The vocabulary of first class functions


When people say that Python, for instance, has first class functions, it makes it sound like Python also has second class functions. However, I've never yet (knowingly) encountered a second class function in Python. When we say this, does it really mean "All Python functions are first class?" Or is there an example of a second class function in Python?


Solution

  • First, to clarify the nomenclature.

    The term "first class functions" means that it is "first class" in the type system: that is, that functions themselves are values. In languages where functions are not first class, functions are defined as a relationship between values, which makes them "second class".

    Put another way, "first class" functions implies that you can use a function as a value, which means (among other things) that you can pass functions into functions. You couldn't do this in Java before Java 7 (reflection doesn't count), so that's an example of a programming language only having "second class" functions. In order to "pass a function", you had to define a type where that function could live (as a method), and then pass an instance of that type.

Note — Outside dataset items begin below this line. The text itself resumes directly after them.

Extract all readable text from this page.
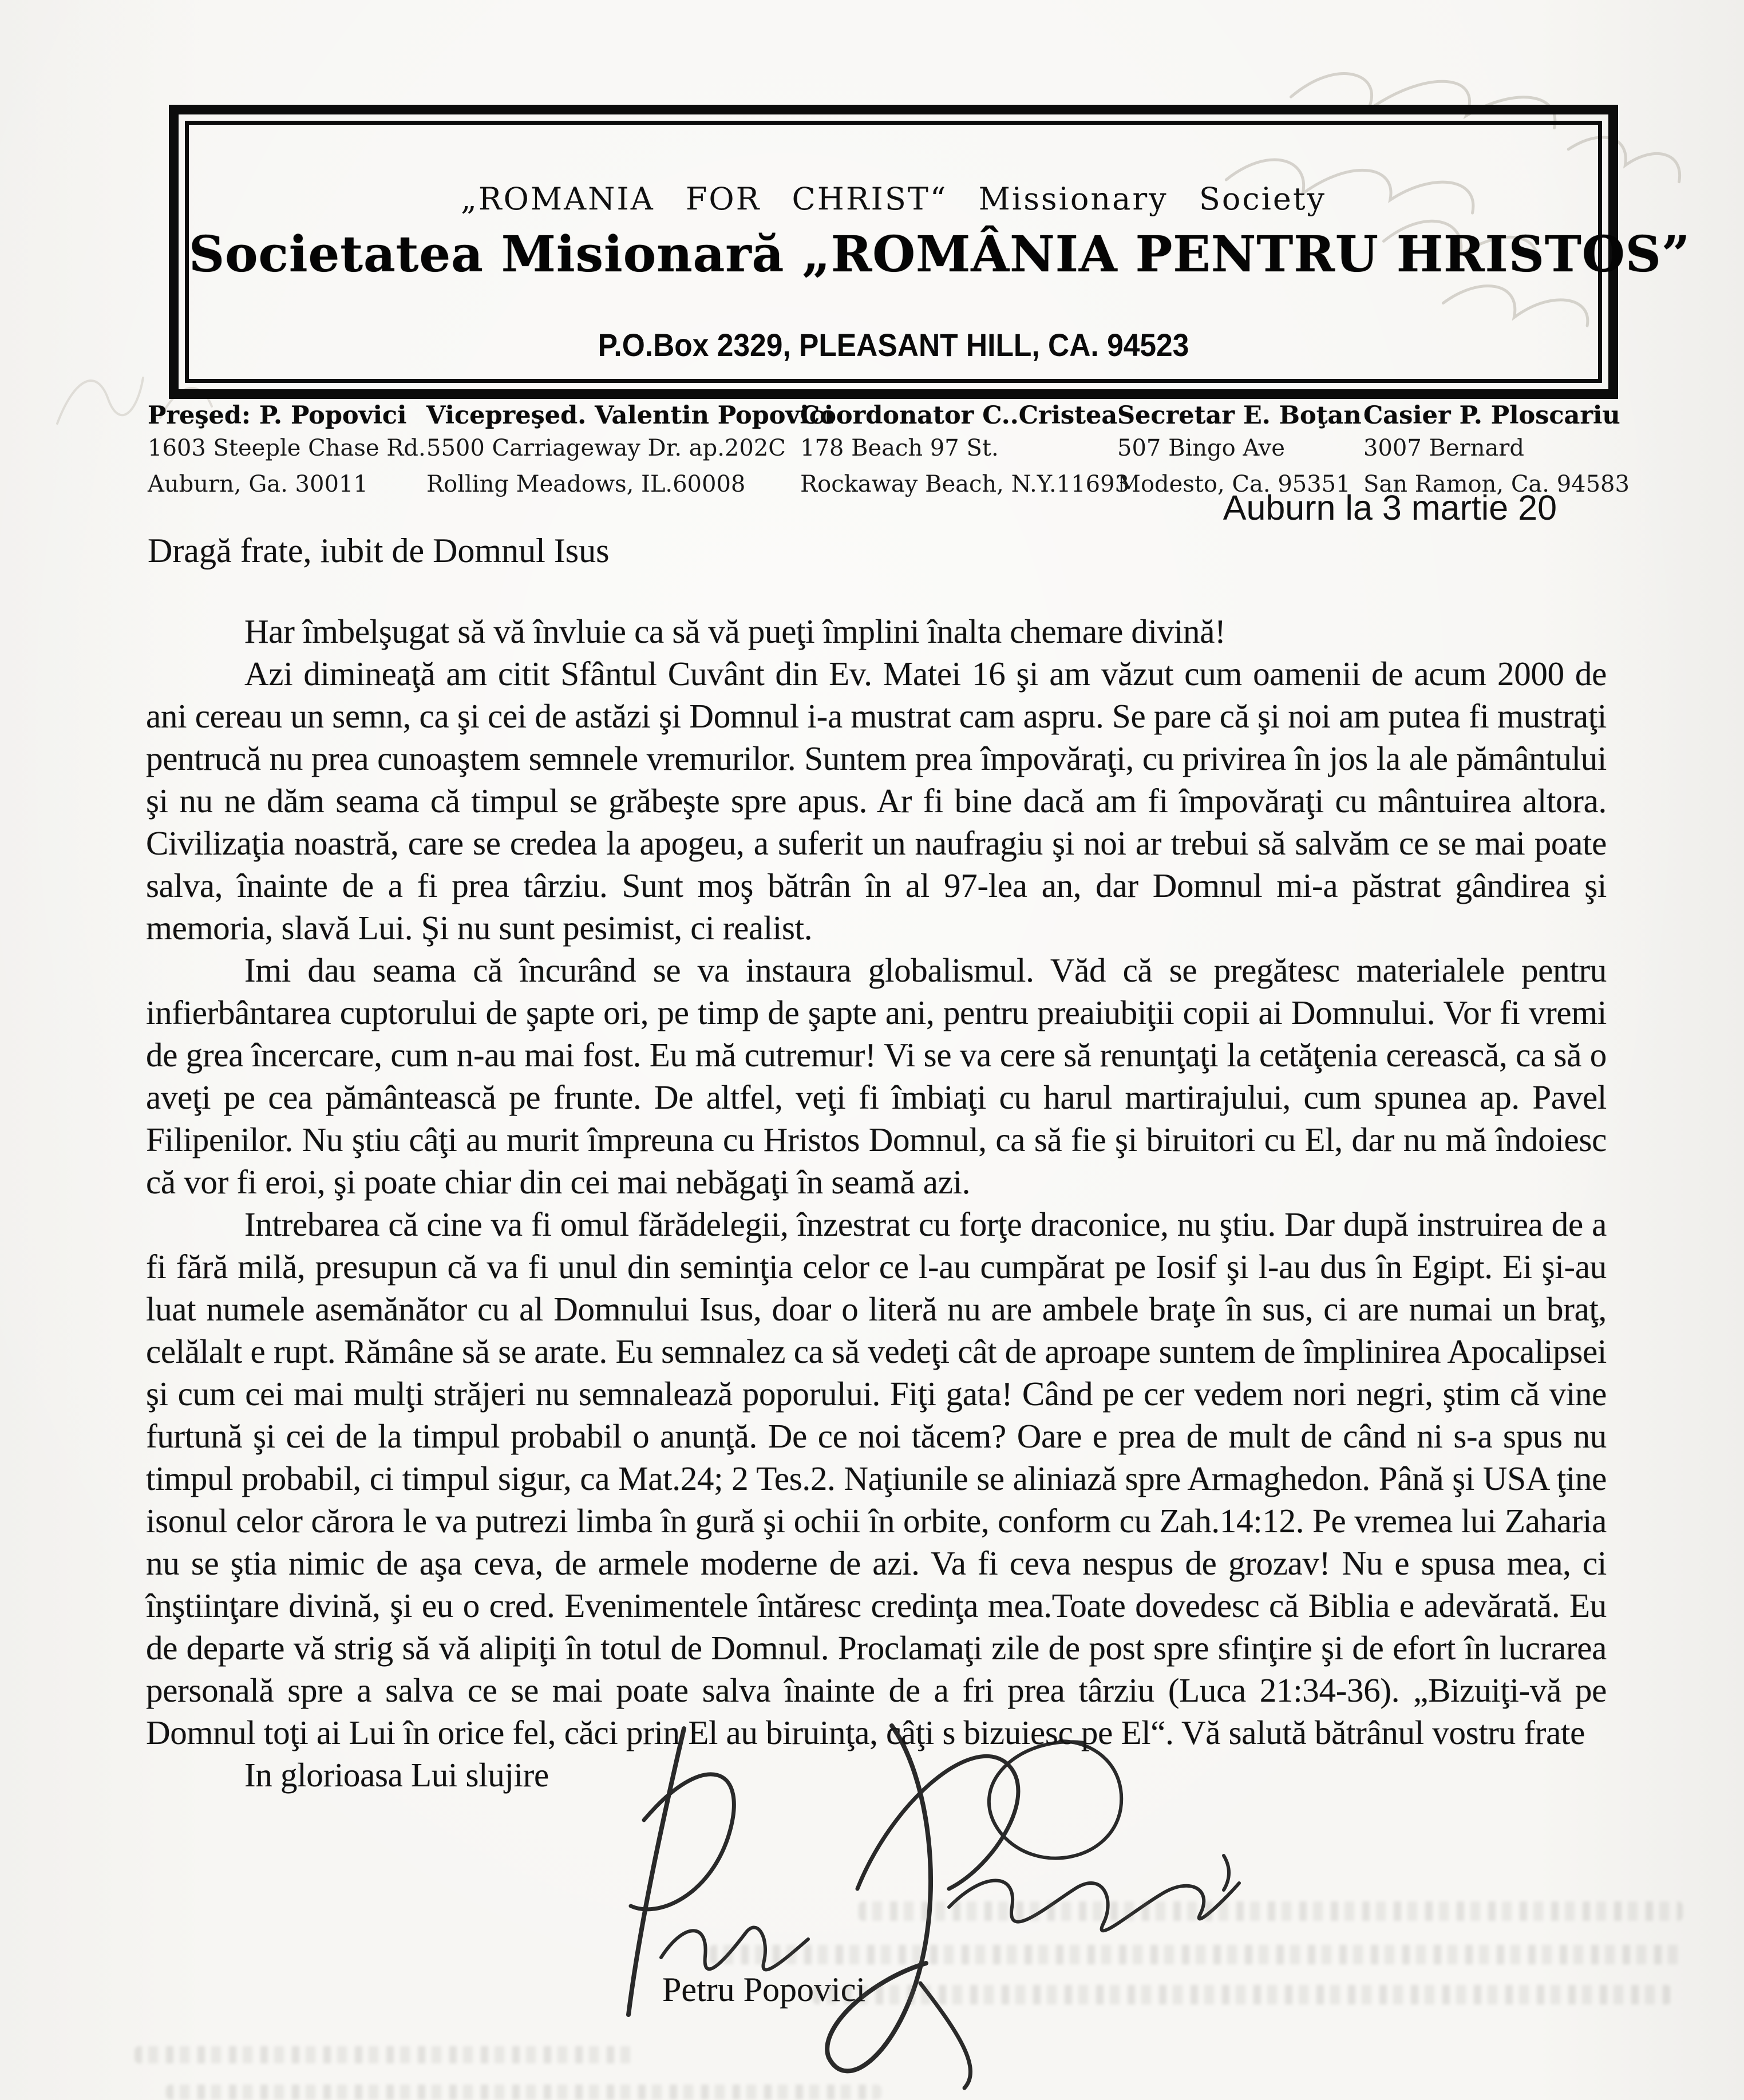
„ROMANIA FOR CHRIST“ Missionary Society
Societatea Misionară „ROMÂNIA PENTRU HRISTOS”
P.O.Box 2329, PLEASANT HILL, CA. 94523
Preşed: P. Popovici
1603 Steeple Chase Rd.
Auburn, Ga. 30011
Vicepreşed. Valentin Popovici
5500 Carriageway Dr. ap.202C
Rolling Meadows, IL.60008
Coordonator C..Cristea
178 Beach 97 St.
Rockaway Beach, N.Y.11693
Secretar E. Boţan
507 Bingo Ave
Modesto, Ca. 95351
Casier P. Ploscariu
3007 Bernard
San Ramon, Ca. 94583
Auburn la 3 martie 20
Dragă frate, iubit de Domnul Isus

Har îmbelşugat să vă învluie ca să vă pueţi împlini înalta chemare divină!

Azi dimineaţă am citit Sfântul Cuvânt din Ev. Matei 16 şi am văzut cum oamenii de acum 2000 de ani cereau un semn, ca şi cei de astăzi şi Domnul i-a mustrat cam aspru. Se pare că şi noi am putea fi mustraţi pentrucă nu prea cunoaştem semnele vremurilor. Suntem prea împovăraţi, cu privirea în jos la ale pământului şi nu ne dăm seama că timpul se grăbeşte spre apus. Ar fi bine dacă am fi împovăraţi cu mântuirea altora. Civilizaţia noastră, care se credea la apogeu, a suferit un naufragiu şi noi ar trebui să salvăm ce se mai poate salva, înainte de a fi prea târziu. Sunt moş bătrân în al 97-lea an, dar Domnul mi-a păstrat gândirea şi memoria, slavă Lui. Şi nu sunt pesimist, ci realist.

Imi dau seama că încurând se va instaura globalismul. Văd că se pregătesc materialele pentru infierbântarea cuptorului de şapte ori, pe timp de şapte ani, pentru preaiubiţii copii ai Domnului. Vor fi vremi de grea încercare, cum n-au mai fost. Eu mă cutremur! Vi se va cere să renunţaţi la cetăţenia cerească, ca să o aveţi pe cea pământească pe frunte. De altfel, veţi fi îmbiaţi cu harul martirajului, cum spunea ap. Pavel Filipenilor. Nu ştiu câţi au murit împreuna cu Hristos Domnul, ca să fie şi biruitori cu El, dar nu mă îndoiesc că vor fi eroi, şi poate chiar din cei mai nebăgaţi în seamă azi.

Intrebarea că cine va fi omul fărădelegii, înzestrat cu forţe draconice, nu ştiu. Dar după instruirea de a fi fără milă, presupun că va fi unul din seminţia celor ce l-au cumpărat pe Iosif şi l-au dus în Egipt. Ei şi-au luat numele asemănător cu al Domnului Isus, doar o literă nu are ambele braţe în sus, ci are numai un braţ, celălalt e rupt. Rămâne să se arate. Eu semnalez ca să vedeţi cât de aproape suntem de împlinirea Apocalipsei şi cum cei mai mulţi străjeri nu semnalează poporului. Fiţi gata! Când pe cer vedem nori negri, ştim că vine furtună şi cei de la timpul probabil o anunţă. De ce noi tăcem? Oare e prea de mult de când ni s-a spus nu timpul probabil, ci timpul sigur, ca Mat.24; 2 Tes.2. Naţiunile se aliniază spre Armaghedon. Până şi USA ţine isonul celor cărora le va putrezi limba în gură şi ochii în orbite, conform cu Zah.14:12. Pe vremea lui Zaharia nu se ştia nimic de aşa ceva, de armele moderne de azi. Va fi ceva nespus de grozav! Nu e spusa mea, ci înştiinţare divină, şi eu o cred. Evenimentele întăresc credinţa mea.Toate dovedesc că Biblia e adevărată. Eu de departe vă strig să vă alipiţi în totul de Domnul. Proclamaţi zile de post spre sfinţire şi de efort în lucrarea personală spre a salva ce se mai poate salva înainte de a fri prea târziu (Luca 21:34-36). „Bizuiţi-vă pe Domnul toţi ai Lui în orice fel, căci prin El au biruinţa, câţi s bizuiesc pe El“. Vă salută bătrânul vostru frate

In glorioasa Lui slujire

Petru Popovici
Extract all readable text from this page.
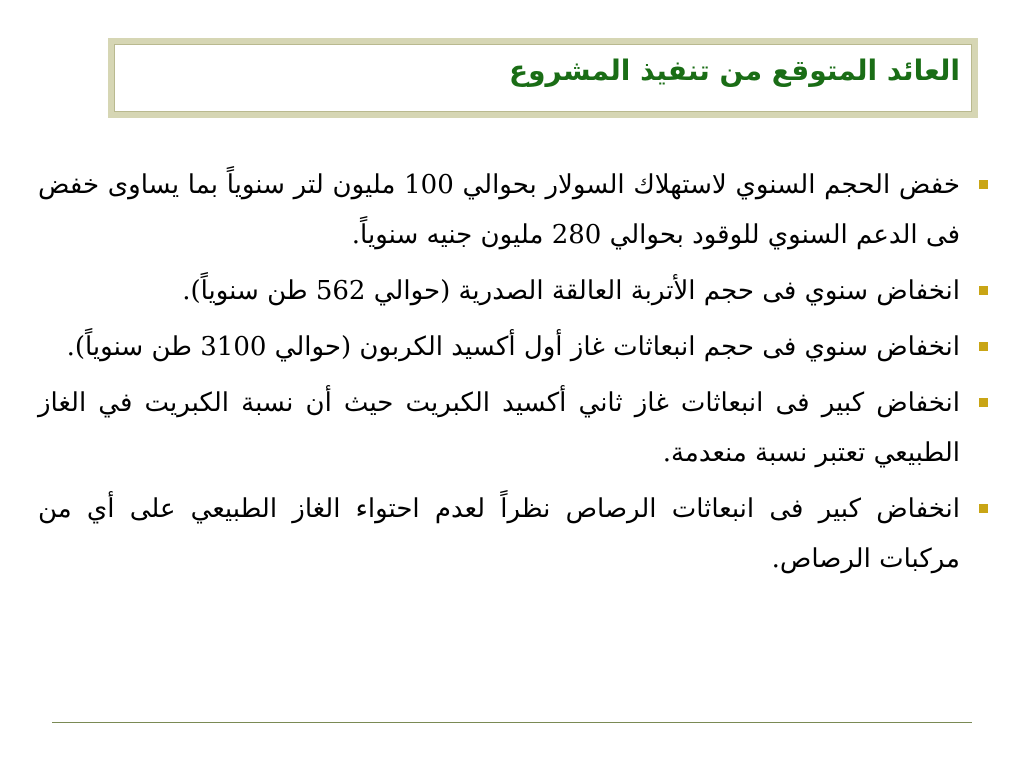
العائد المتوقع من تنفيذ المشروع
خفض الحجم السنوي لاستهلاك السولار بحوالي 100 مليون لتر سنوياً بما يساوى خفض فى الدعم السنوي للوقود بحوالي 280 مليون جنيه سنوياً.
انخفاض سنوي فى حجم الأتربة العالقة الصدرية (حوالي 562 طن سنوياً).
انخفاض سنوي فى حجم انبعاثات غاز أول أكسيد الكربون (حوالي 3100 طن سنوياً).
انخفاض كبير فى انبعاثات غاز ثاني أكسيد الكبريت حيث أن نسبة الكبريت في الغاز الطبيعي تعتبر نسبة منعدمة.
انخفاض كبير فى انبعاثات الرصاص نظراً لعدم احتواء الغاز الطبيعي على أي من مركبات الرصاص.
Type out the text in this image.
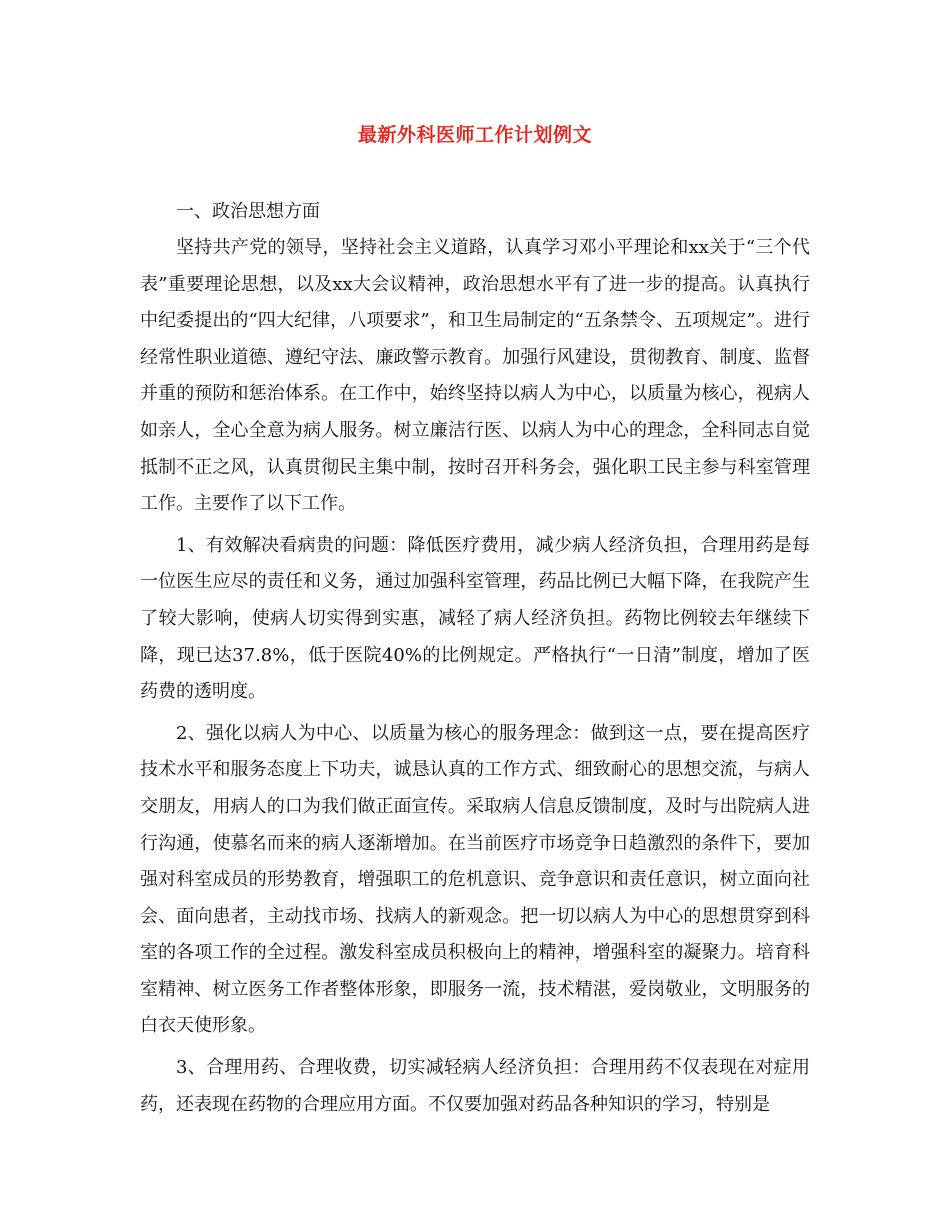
最新外科医师工作计划例文

一、政治思想方面

坚持共产党的领导，坚持社会主义道路，认真学习邓小平理论和xx关于“三个代表”重要理论思想，以及xx大会议精神，政治思想水平有了进一步的提高。认真执行中纪委提出的“四大纪律，八项要求”，和卫生局制定的“五条禁令、五项规定”。进行经常性职业道德、遵纪守法、廉政警示教育。加强行风建设，贯彻教育、制度、监督并重的预防和惩治体系。在工作中，始终坚持以病人为中心，以质量为核心，视病人如亲人，全心全意为病人服务。树立廉洁行医、以病人为中心的理念，全科同志自觉抵制不正之风，认真贯彻民主集中制，按时召开科务会，强化职工民主参与科室管理工作。主要作了以下工作。

1、有效解决看病贵的问题：降低医疗费用，减少病人经济负担，合理用药是每一位医生应尽的责任和义务，通过加强科室管理，药品比例已大幅下降，在我院产生了较大影响，使病人切实得到实惠，减轻了病人经济负担。药物比例较去年继续下降，现已达37.8%，低于医院40%的比例规定。严格执行“一日清”制度，增加了医药费的透明度。

2、强化以病人为中心、以质量为核心的服务理念：做到这一点，要在提高医疗技术水平和服务态度上下功夫，诚恳认真的工作方式、细致耐心的思想交流，与病人交朋友，用病人的口为我们做正面宣传。采取病人信息反馈制度，及时与出院病人进行沟通，使慕名而来的病人逐渐增加。在当前医疗市场竞争日趋激烈的条件下，要加强对科室成员的形势教育，增强职工的危机意识、竞争意识和责任意识，树立面向社会、面向患者，主动找市场、找病人的新观念。把一切以病人为中心的思想贯穿到科室的各项工作的全过程。激发科室成员积极向上的精神，增强科室的凝聚力。培育科室精神、树立医务工作者整体形象，即服务一流，技术精湛，爱岗敬业，文明服务的白衣天使形象。

3、合理用药、合理收费，切实减轻病人经济负担：合理用药不仅表现在对症用药，还表现在药物的合理应用方面。不仅要加强对药品各种知识的学习，特别是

    So, in Python, all functions are first class, because all functions can be used as a value.

    Now, there is another concept which you might be getting confused with. There is also a concept of a "higher order function". A higher order function is a function that takes a function as an argument. Not all functions in Pythons are higher-order, because not all functions take another function as an argument. But even the functions that are not higher-order are first class. (It's a square/rectangle thing.)